运行示例打印 BLEU 值。我们可以看到 BLEU 值处于该问题较优的期望范围内，且接近最优水平。并且我们并没有对选择的模型配置进行特别的优化。

BLEU-1: 0.579114
BLEU-2: 0.344856
BLEU-3: 0.252154
BLEU-4: 0.131446

生成新的图像字幕

现在我们了解了如何开发和评估字幕生成模型，那么我们如何使用它呢？

我们需要模型文件中全新的图像，还需要 Tokenizer 用于对模型生成单词进行编码，生成序列和定义模型时使用的输入序列最大长度。

我们可以对最大序列长度进行硬编码。文本编码后，我们就可以创建 tokenizer，并将其保存至文件，这样我们可以在需要的时候快速加载，无需整个 Flickr8K 数据集。另一个方法是使用我们自己的词汇文件，在训练过程中将其映射到取整函数。
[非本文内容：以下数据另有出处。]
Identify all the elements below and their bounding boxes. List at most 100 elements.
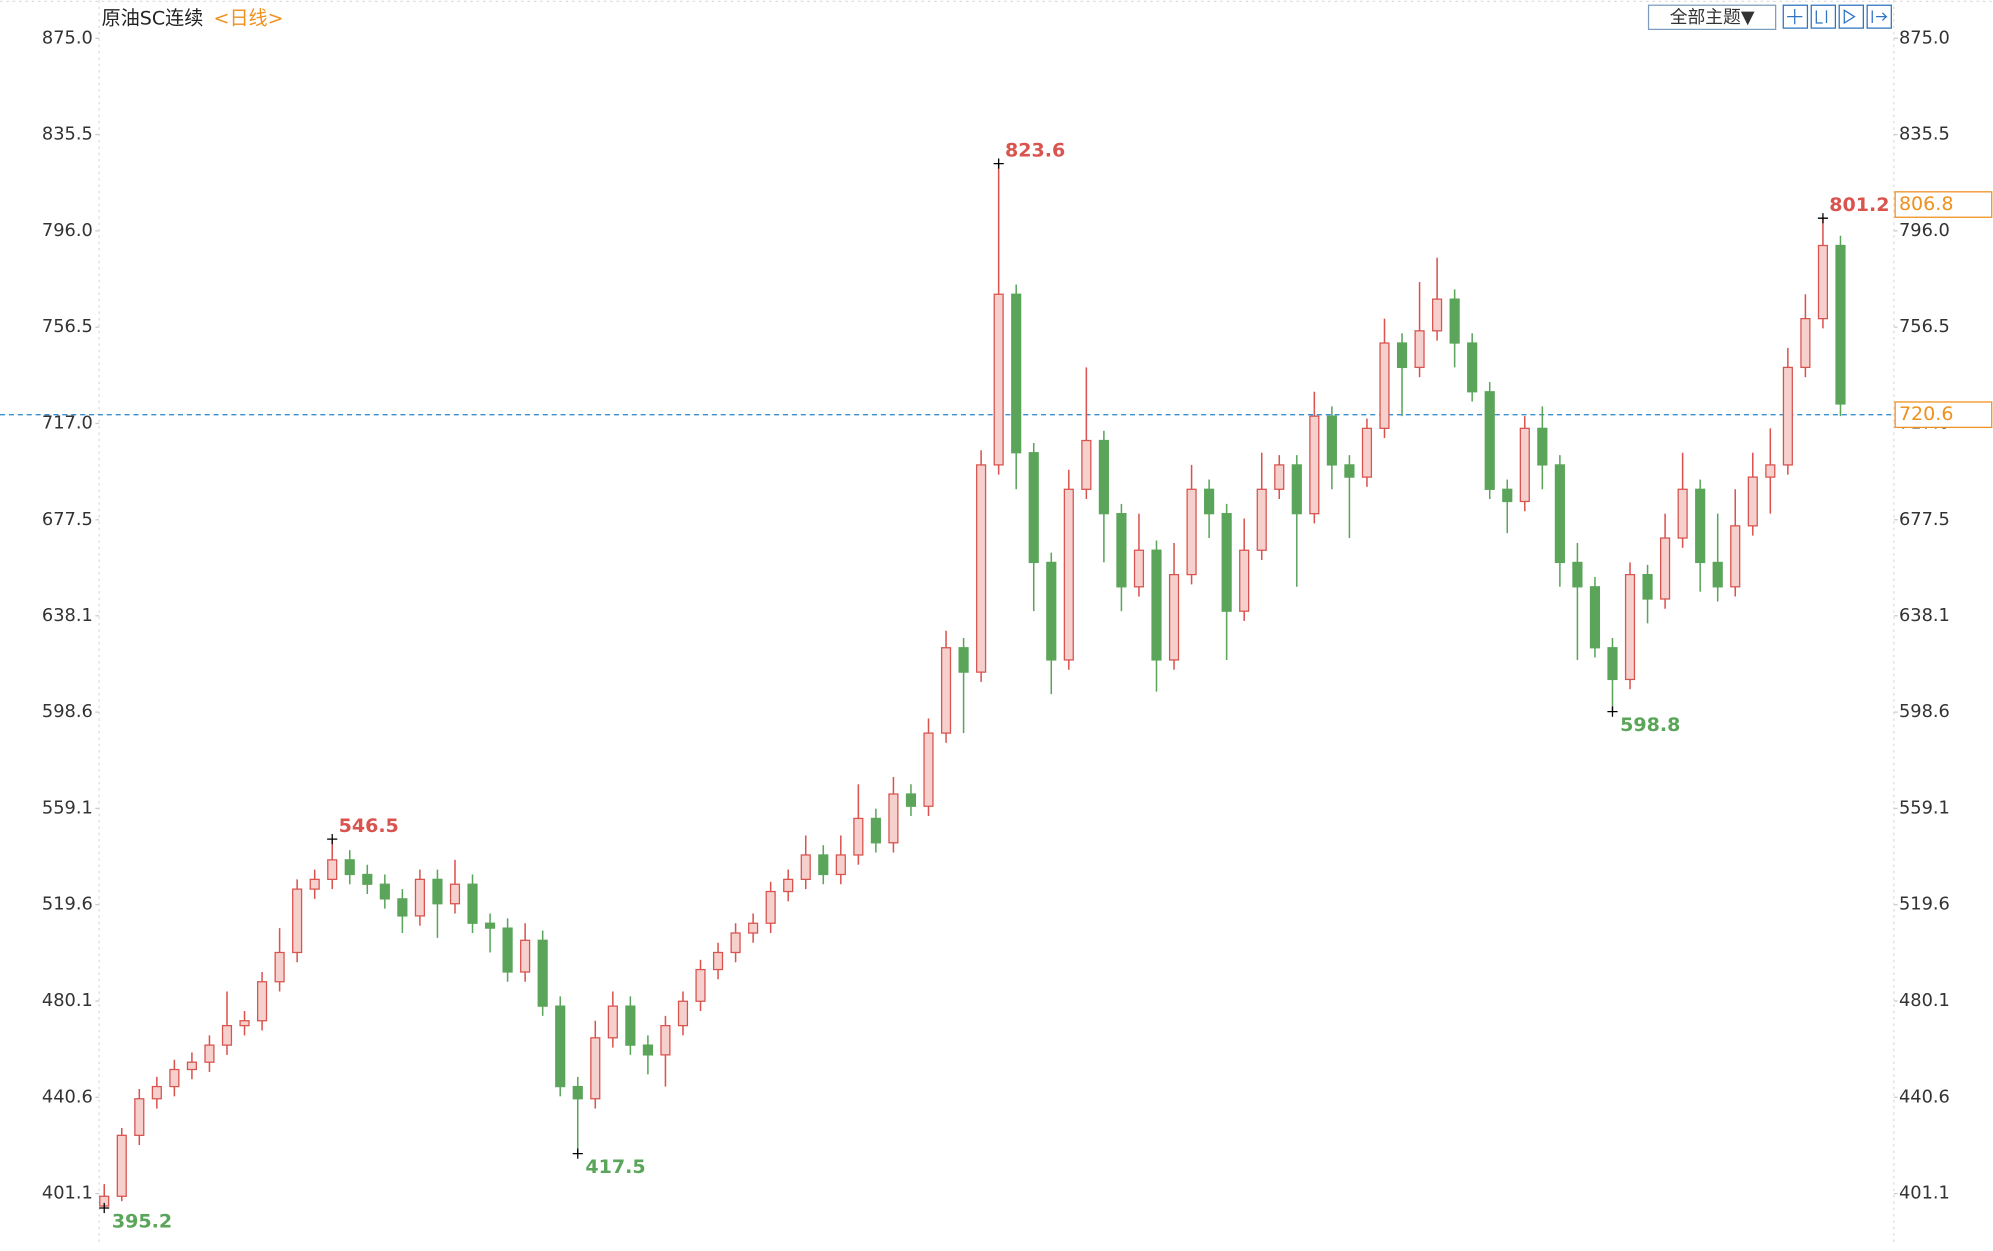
candle-body <box>1712 561 1723 588</box>
y2-tick-label: 480.1 <box>1899 990 1950 1011</box>
candle-body <box>362 873 373 885</box>
tool-button[interactable] <box>1838 4 1864 29</box>
candle-body <box>958 647 969 673</box>
candle-body <box>888 793 899 844</box>
price-marker-box <box>1894 401 1993 429</box>
candle-body <box>169 1068 180 1088</box>
candle-body <box>1361 427 1373 478</box>
candle-body <box>467 883 478 924</box>
price-marker-label: 806.8 <box>1899 193 1954 215</box>
candle-body <box>1730 525 1741 588</box>
candle-body <box>1747 476 1758 527</box>
y-tick-label: 480.1 <box>42 990 93 1011</box>
y2-tick-label: 519.6 <box>1899 894 1950 915</box>
candle-body <box>1168 573 1180 661</box>
candle-body <box>1817 244 1829 320</box>
candle-body <box>660 1024 671 1056</box>
high-label: 546.5 <box>339 815 399 837</box>
candle-body <box>1396 342 1408 369</box>
low-label: 598.8 <box>1620 714 1680 736</box>
candle-body <box>730 932 741 954</box>
candle-body <box>1239 549 1250 612</box>
candle-body <box>1432 298 1443 332</box>
candle-body <box>923 732 934 807</box>
candle-body <box>1028 452 1039 564</box>
candle-body <box>134 1098 145 1136</box>
candle-body <box>976 464 987 673</box>
candle-body <box>204 1044 215 1063</box>
tool-icons <box>1787 9 1888 25</box>
candle-body <box>1607 647 1618 681</box>
y-tick-label: 598.6 <box>42 701 93 722</box>
candle-body <box>1274 464 1285 490</box>
high-marker <box>1817 213 1829 224</box>
candle-body <box>1554 464 1565 564</box>
toolbar <box>1782 4 1892 29</box>
y-tick-label: 519.6 <box>42 894 93 915</box>
candle-body <box>520 939 531 973</box>
candle-body <box>1519 427 1530 503</box>
y-tick-label: 875.0 <box>42 27 93 48</box>
candle-body <box>1484 391 1495 490</box>
candle-body <box>1765 464 1776 478</box>
candle-body <box>1098 439 1109 515</box>
y2-tick-label: 796.0 <box>1899 220 1950 241</box>
candle-body <box>1835 244 1846 405</box>
candle-body <box>1677 488 1688 539</box>
y2-tick-label: 401.1 <box>1899 1183 1950 1204</box>
candle-body <box>818 854 829 876</box>
low-marker <box>99 1202 110 1214</box>
candle-body <box>1344 464 1355 478</box>
candle-body <box>537 939 548 1007</box>
high-label: 823.6 <box>1005 139 1065 161</box>
tool-button[interactable] <box>1810 4 1837 29</box>
candle-body <box>327 859 338 880</box>
candle-body <box>502 927 513 973</box>
candle-body <box>677 1000 689 1027</box>
candle-body <box>1256 488 1267 551</box>
candle-body <box>1660 537 1671 600</box>
candle-body <box>835 854 846 876</box>
candle-body <box>783 878 794 893</box>
candle-body <box>1046 561 1057 661</box>
y-tick-label: 401.1 <box>42 1183 93 1204</box>
price-marker-box <box>1894 191 1993 218</box>
candle-body <box>1186 488 1197 576</box>
y2-tick-label: 440.6 <box>1899 1086 1950 1107</box>
y-tick-label: 756.5 <box>42 316 93 337</box>
candle-body <box>1414 330 1425 369</box>
candle-body <box>800 854 811 880</box>
candle-body <box>414 878 425 917</box>
candle-body <box>432 878 443 905</box>
candle-body <box>642 1044 653 1056</box>
candle-body <box>186 1061 197 1071</box>
candle-body <box>765 890 776 924</box>
high-label: 801.2 <box>1829 194 1889 216</box>
low-label: 417.5 <box>585 1156 645 1178</box>
candle-body <box>1204 488 1215 515</box>
candle-body <box>940 647 952 734</box>
candle-body <box>590 1037 601 1100</box>
theme-button-label[interactable]: 全部主题▼ <box>1670 7 1755 28</box>
candle-body <box>1449 298 1460 344</box>
y-tick-label: 835.5 <box>42 124 93 145</box>
y2-tick-label: 559.1 <box>1899 797 1950 818</box>
y-tick-label: 796.0 <box>42 220 93 241</box>
candle-body <box>748 922 759 934</box>
low-marker <box>572 1148 583 1159</box>
candle-body <box>625 1005 636 1046</box>
y2-tick-label: 875.0 <box>1899 27 1950 48</box>
price-marker-label: 720.6 <box>1899 403 1954 425</box>
candle-body <box>1081 439 1092 490</box>
y2-tick-label: 835.5 <box>1899 124 1950 145</box>
theme-button[interactable] <box>1647 4 1777 31</box>
candle-body <box>397 898 408 917</box>
candle-body <box>870 817 881 844</box>
candle-body <box>1379 342 1390 429</box>
candle-body <box>239 1020 250 1027</box>
candle-body <box>344 859 355 876</box>
low-label: 395.2 <box>112 1210 172 1232</box>
y-tick-label: 638.1 <box>42 605 93 626</box>
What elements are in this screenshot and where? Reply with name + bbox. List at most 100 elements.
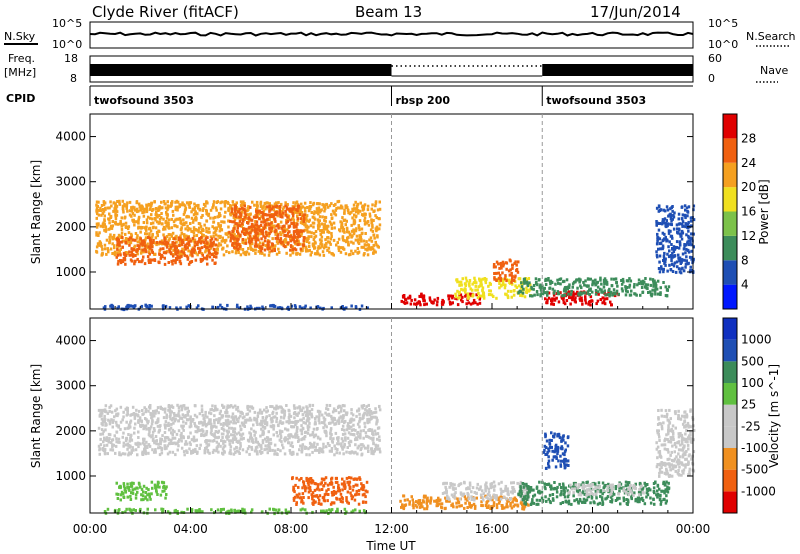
colorbar-tick-label: 24 xyxy=(741,156,756,170)
data-cell xyxy=(347,501,350,505)
data-cell xyxy=(349,451,352,455)
data-cell xyxy=(513,261,516,265)
data-cell xyxy=(262,234,265,238)
data-cell xyxy=(256,232,259,235)
data-cell xyxy=(512,504,515,508)
data-cell xyxy=(221,436,224,439)
data-cell xyxy=(370,449,373,453)
data-cell xyxy=(133,416,137,420)
data-cell xyxy=(111,242,114,246)
data-cell xyxy=(98,231,101,235)
data-cell xyxy=(201,423,205,427)
data-cell xyxy=(361,205,364,209)
data-cell xyxy=(330,202,333,206)
data-cell xyxy=(525,289,529,292)
data-cell xyxy=(250,436,254,440)
data-cell xyxy=(440,302,444,306)
data-cell xyxy=(126,306,129,310)
data-cell xyxy=(211,242,215,245)
data-cell xyxy=(655,253,659,257)
data-cell xyxy=(429,496,433,500)
data-cell xyxy=(196,212,199,216)
data-cell xyxy=(494,265,497,269)
data-cell xyxy=(237,251,240,254)
data-cell xyxy=(595,302,598,306)
data-cell xyxy=(310,250,313,254)
data-cell xyxy=(325,403,329,407)
data-cell xyxy=(167,238,171,242)
data-cell xyxy=(340,482,344,486)
data-cell xyxy=(669,222,672,226)
data-cell xyxy=(154,435,158,438)
data-cell xyxy=(368,247,371,251)
data-cell xyxy=(330,491,334,494)
data-cell xyxy=(231,200,235,204)
data-cell xyxy=(658,254,662,258)
data-cell xyxy=(512,293,516,297)
data-cell xyxy=(525,286,528,290)
data-cell xyxy=(661,231,665,235)
data-cell xyxy=(210,237,214,241)
data-cell xyxy=(241,219,245,223)
data-cell xyxy=(322,484,326,488)
data-cell xyxy=(237,243,241,247)
data-cell xyxy=(610,277,613,281)
data-cell xyxy=(269,405,272,408)
data-cell xyxy=(262,432,265,436)
data-cell xyxy=(360,227,364,231)
data-cell xyxy=(101,432,105,436)
data-cell xyxy=(373,236,376,240)
data-cell xyxy=(315,427,319,431)
data-cell xyxy=(171,428,175,432)
data-cell xyxy=(409,302,413,306)
data-cell xyxy=(318,224,321,228)
data-cell xyxy=(254,251,257,255)
data-cell xyxy=(501,281,505,285)
data-cell xyxy=(517,260,520,264)
data-cell xyxy=(357,224,360,228)
data-cell xyxy=(681,252,685,256)
data-cell xyxy=(347,235,350,239)
data-cell xyxy=(199,257,203,261)
data-cell xyxy=(423,507,426,511)
data-cell xyxy=(664,294,668,297)
data-cell xyxy=(126,251,130,255)
data-cell xyxy=(337,249,341,252)
data-cell xyxy=(343,480,346,484)
data-cell xyxy=(222,239,225,243)
data-cell xyxy=(217,222,220,226)
data-cell xyxy=(456,303,460,307)
data-cell xyxy=(145,232,148,236)
data-cell xyxy=(495,279,498,282)
data-cell xyxy=(341,216,344,220)
data-cell xyxy=(145,225,148,229)
data-cell xyxy=(586,290,590,294)
data-cell xyxy=(263,248,267,252)
data-cell xyxy=(152,437,155,441)
data-cell xyxy=(196,253,199,257)
data-cell xyxy=(237,416,241,420)
data-cell xyxy=(148,236,152,240)
data-cell xyxy=(179,237,182,241)
data-cell xyxy=(161,241,164,245)
data-cell xyxy=(664,285,667,289)
data-cell xyxy=(222,427,225,431)
data-cell xyxy=(360,245,363,249)
freq-panel: Freq. [MHz] 18 8 60 0 Nave xyxy=(4,52,788,85)
data-cell xyxy=(671,209,674,213)
data-cell xyxy=(304,248,308,252)
data-cell xyxy=(158,217,162,221)
data-cell xyxy=(162,217,165,221)
data-cell xyxy=(235,222,239,226)
data-cell xyxy=(174,200,177,204)
data-cell xyxy=(358,412,361,416)
power-ylabel: Slant Range [km] xyxy=(29,160,43,264)
data-cell xyxy=(215,425,218,429)
data-cell xyxy=(669,229,672,233)
data-cell xyxy=(292,425,296,429)
data-cell xyxy=(189,415,192,419)
data-cell xyxy=(119,427,122,431)
data-cell xyxy=(372,219,375,222)
data-cell xyxy=(301,217,304,221)
data-cell xyxy=(676,265,679,269)
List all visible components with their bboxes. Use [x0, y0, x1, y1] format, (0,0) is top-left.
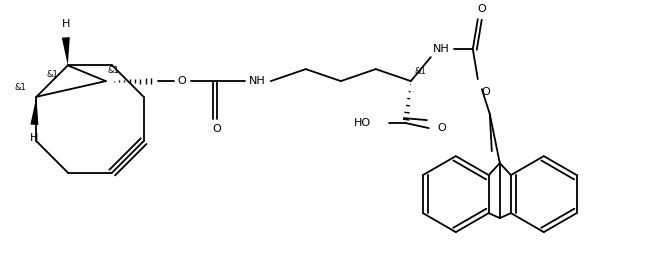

我们可以按照之前的方式创建 Tokenizer，并将其保存为 pickle 文件 tokenizer.pkl。完整示例如下：

from keras.preprocessing.text import Tokenizer
from pickle import dump

# load doc into memory
def load_doc(filename):
	# open the file as read only
	file = open(filename, 'r')
	# read all text
	text = file.read()
	# close the file
	file.close()
	return text

# load a pre-defined list of photo identifiers
def load_set(filename):
	doc = load_doc(filename)
	dataset = list()
	# process line by line
	for line in doc.split('\n'):
		# skip empty lines
		if len(line) < 1:
			continue
		# get the image identifier
		identifier = line.split('.')[0]
		dataset.append(identifier)
	return set(dataset)

# load clean descriptions into memory
def load_clean_descriptions(filename, dataset):
	# load document
	doc = load_doc(filename)
	descriptions = dict()
	for line in doc.split('\n'):
		# split line by white space
		tokens = line.split()
		# split id from description
		image_id, image_desc = tokens[0], tokens[1:]
		# skip images not in the set
		if image_id in dataset:
			# create list
			if image_id not in descriptions:
				descriptions[image_id] = list()
			# wrap description in tokens
			desc = 'startseq ' + ' '.join(image_desc) + ' endseq'
			# store
			descriptions[image_id].append(desc)
	return descriptions

# covert a dictionary of clean descriptions to a list of descriptions
def to_lines(descriptions):
	all_desc = list()
	for key in descriptions.keys():
		[all_desc.append(d) for d in descriptions[key]]
	return all_desc

# fit a tokenizer given caption descriptions
def create_tokenizer(descriptions):
	lines = to_lines(descriptions)
	tokenizer = Tokenizer()
	tokenizer.fit_on_texts(lines)
	return tokenizer

# load training dataset (6K)
filename = 'Flickr8k_text/Flickr_8k.trainImages.txt'
train = load_set(filename)
print('Dataset: %d' % len(train))
# descriptions
train_descriptions = load_clean_descriptions('descriptions.txt', train)
print('Descriptions: train=%d' % len(train_descriptions))
# prepare tokenizer
tokenizer = create_tokenizer(train_descriptions)
# save the tokenizer
dump(tokenizer, open('tokenizer.pkl', 'wb'))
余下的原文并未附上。